In an unusual undercover operation, Delgado posed as a pedestrian on a busy street while fellow officers waited for drivers to barrel past her in violation of a law that requires them to yield at crosswalks, even if there is no stop sign.
This year Chicago joined a growing number of big cities and small towns that are sending officers into traffic to make motorists pay more attention to pedestrians.
"People, they don't care," said Delgado, whose bright pink baseball hat and orange blouse made her especially tough to miss. "It's 'Get out of my way.' The whole mentality is 'Get out of my way.'"
With Delgado's help, police stopped 78 vehicles in just two hours and told them they'd violated a law that's been on the books for years. That number easily could have been doubled, but officers stopped only drivers who kept moving after Delgado had walked four or five feet into the road.
When they were pulled over, motorists offered all kinds of explanations: One saw the pedestrian in the crosswalk but hadn't heard about the law requiring him to stop. Another knew about the law but didn't see the pedestrian.
Nearly 4,800 pedestrians were killed and 61,000 injured in 2006, according to the most recent statistics compiled by the National Highway Traffic Safety Administration. In Chicago alone, 65 pedestrians have died annually in recent years.
'A recipe for danger'
The number of deaths has dropped, but there is concern those numbers could climb again as more vehicles hit the road, and the elderly population skyrockets.
"We're beginning to see a healthy desire of older folks to remain active and go out for their daily walks," said Doug Hecox, spokesman for the Federal Highway Administration. "That, along with more cars ... is a recipe for danger."
Some communities already are seeing more walkers because of the slow economy.
"The way gas prices are, people are rediscovering their feet," said Pam Fischer, highway traffic safety director in New Jersey, which recently launched a "Cops in the Crosswalks" program.
In Chicago, most drivers were puzzled to find themselves pulled over.
Roland Sapitula said stopping was simply not an option. "It was too late for me to get on the brakes," he said.
Louis Ramirez, 84, said he didn't see Delgado -- and he wouldn't have stopped for her if he had. "There's no sign out there," he said. "I [do] not have to stop."
Officers gave motorists a brief lecture about the law, then sent relieved drivers on their way.

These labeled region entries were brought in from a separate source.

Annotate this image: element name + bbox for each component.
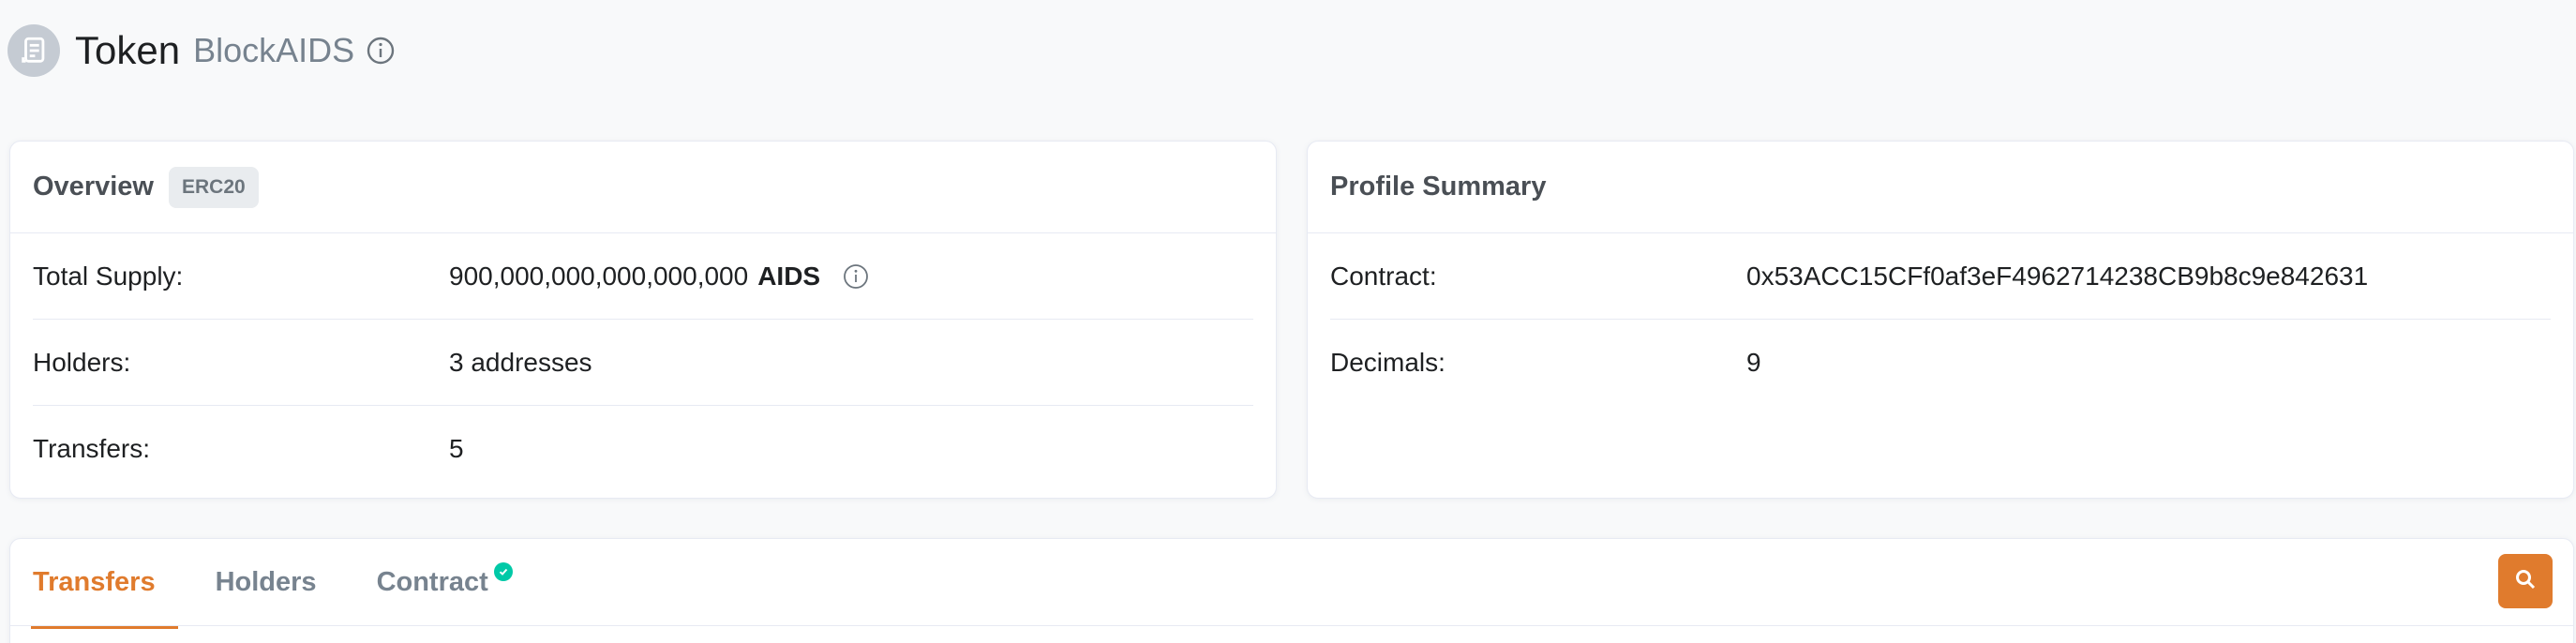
page-title: Token (75, 28, 181, 72)
overview-title: Overview (33, 172, 154, 202)
transfers-row: Transfers: 5 (33, 406, 1253, 492)
token-page: Token BlockAIDS Overview ERC20 Total Sup… (0, 0, 2576, 643)
tab-holders[interactable]: Holders (216, 539, 317, 625)
search-icon (2514, 568, 2537, 595)
profile-summary-title: Profile Summary (1330, 172, 1547, 202)
overview-card: Overview ERC20 Total Supply: 900,000,000… (9, 141, 1277, 499)
verified-check-icon (493, 562, 513, 581)
holders-label: Holders: (33, 347, 131, 377)
tab-holders-label: Holders (215, 566, 317, 597)
search-button[interactable] (2498, 554, 2553, 608)
profile-summary-card: Profile Summary Contract: 0x53ACC15CFf0a… (1307, 141, 2574, 499)
contract-label: Contract: (1330, 261, 1437, 291)
contract-address-link[interactable]: 0x53ACC15CFf0af3eF4962714238CB9b8c9e8426… (1746, 262, 2368, 292)
holders-value[interactable]: 3 addresses (449, 348, 592, 378)
tab-transfers[interactable]: Transfers (31, 539, 178, 629)
tabs-card: Transfers Holders Contract (9, 538, 2574, 643)
total-supply-label: Total Supply: (33, 261, 184, 291)
page-header: Token BlockAIDS (7, 22, 396, 79)
overview-header: Overview ERC20 (10, 142, 1276, 233)
total-supply-row: Total Supply: 900,000,000,000,000,000 AI… (33, 233, 1253, 320)
token-document-icon (7, 24, 60, 77)
token-standard-badge: ERC20 (168, 166, 259, 208)
info-circle-icon[interactable] (843, 263, 869, 290)
total-supply-unit: AIDS (757, 261, 821, 291)
token-name: BlockAIDS (193, 31, 355, 69)
transfers-value: 5 (449, 434, 464, 463)
tab-bar: Transfers Holders Contract (10, 539, 2573, 629)
tab-transfers-label: Transfers (33, 566, 156, 597)
total-supply-value: 900,000,000,000,000,000 (449, 261, 749, 291)
transfers-label: Transfers: (33, 434, 150, 463)
tab-divider (10, 625, 2573, 626)
profile-summary-header: Profile Summary (1308, 142, 2573, 233)
tab-contract[interactable]: Contract (377, 539, 513, 625)
contract-row: Contract: 0x53ACC15CFf0af3eF4962714238CB… (1330, 233, 2551, 320)
decimals-label: Decimals: (1330, 348, 1445, 377)
holders-row: Holders: 3 addresses (33, 320, 1253, 406)
info-circle-icon[interactable] (366, 36, 396, 66)
tab-contract-label: Contract (376, 566, 488, 597)
decimals-value: 9 (1746, 348, 1761, 377)
decimals-row: Decimals: 9 (1330, 320, 2551, 406)
total-supply-value-group: 900,000,000,000,000,000 AIDS (449, 262, 869, 292)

But police understand the only thing more effective than a lecture from a police officer is a lecture and a ticket.
"If there's really no threat of getting a ticket for it, you're not going to really pay attention," said officer Chuck Trendle, who was working with Delgado.

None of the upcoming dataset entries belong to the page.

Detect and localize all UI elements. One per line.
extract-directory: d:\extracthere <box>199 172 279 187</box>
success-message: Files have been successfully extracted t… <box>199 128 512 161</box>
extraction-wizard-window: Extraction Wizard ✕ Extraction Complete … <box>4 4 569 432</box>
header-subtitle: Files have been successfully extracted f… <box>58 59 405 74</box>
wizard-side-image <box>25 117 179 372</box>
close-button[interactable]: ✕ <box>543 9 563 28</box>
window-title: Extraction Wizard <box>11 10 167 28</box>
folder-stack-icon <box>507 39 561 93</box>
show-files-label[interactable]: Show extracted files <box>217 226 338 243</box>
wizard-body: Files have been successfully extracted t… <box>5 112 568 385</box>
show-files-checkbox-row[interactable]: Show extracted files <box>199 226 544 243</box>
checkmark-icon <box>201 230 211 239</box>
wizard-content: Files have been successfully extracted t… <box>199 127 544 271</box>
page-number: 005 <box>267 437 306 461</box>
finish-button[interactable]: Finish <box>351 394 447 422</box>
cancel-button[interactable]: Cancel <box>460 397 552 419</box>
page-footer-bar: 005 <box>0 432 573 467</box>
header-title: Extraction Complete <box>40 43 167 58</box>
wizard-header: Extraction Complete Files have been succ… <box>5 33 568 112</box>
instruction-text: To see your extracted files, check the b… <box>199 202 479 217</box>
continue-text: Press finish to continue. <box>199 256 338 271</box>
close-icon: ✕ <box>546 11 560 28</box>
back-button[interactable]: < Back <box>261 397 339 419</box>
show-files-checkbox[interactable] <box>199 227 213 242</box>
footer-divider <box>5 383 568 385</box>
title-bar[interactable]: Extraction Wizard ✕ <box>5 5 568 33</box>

In Essex County, N.J., authorities "tried the educational route for years," said Paul Loriquet, spokesman for the prosecutor's office. "But until you hit somebody in the wallet, it doesn't stick."
The threat of a ticket seemed to work in Bellingham, Wash. After the city started a police-decoy program in 2002, the percentage of drivers who yielded to pedestrians rose at least 25 percent -- even at corners where tickets were not being issued.

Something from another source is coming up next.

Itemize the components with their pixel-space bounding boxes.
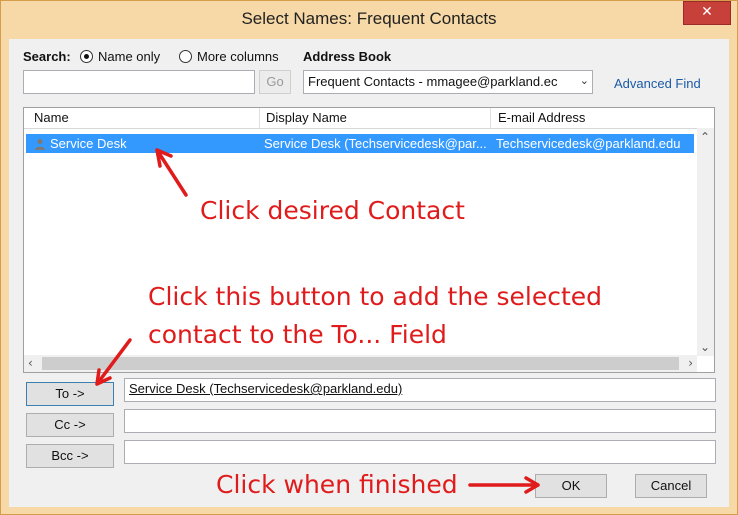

In St. Petersburg, Fla., the results were even more impressive. The percentage of motorists who yielded to pedestrians jumped from 2 percent in 2003 to 82 percent in 2007, after police began writing tickets, educating the public and installing flashing beacons. Pedestrian crashes dropped 17 percent between 2005 and 2006.
"It starts putting pedestrians on their radar," said Ron Van Houten, a Western Michigan University psychology professor who has studied pedestrian safety and trained officers around the nation, including Chicago.
Police say undercover pedestrians will focus attention on crosswalk safety the same way that giving tickets for seat belt violations convinced more people to buckle up in the 1980s.
"Eventually, people get it," Trendle said.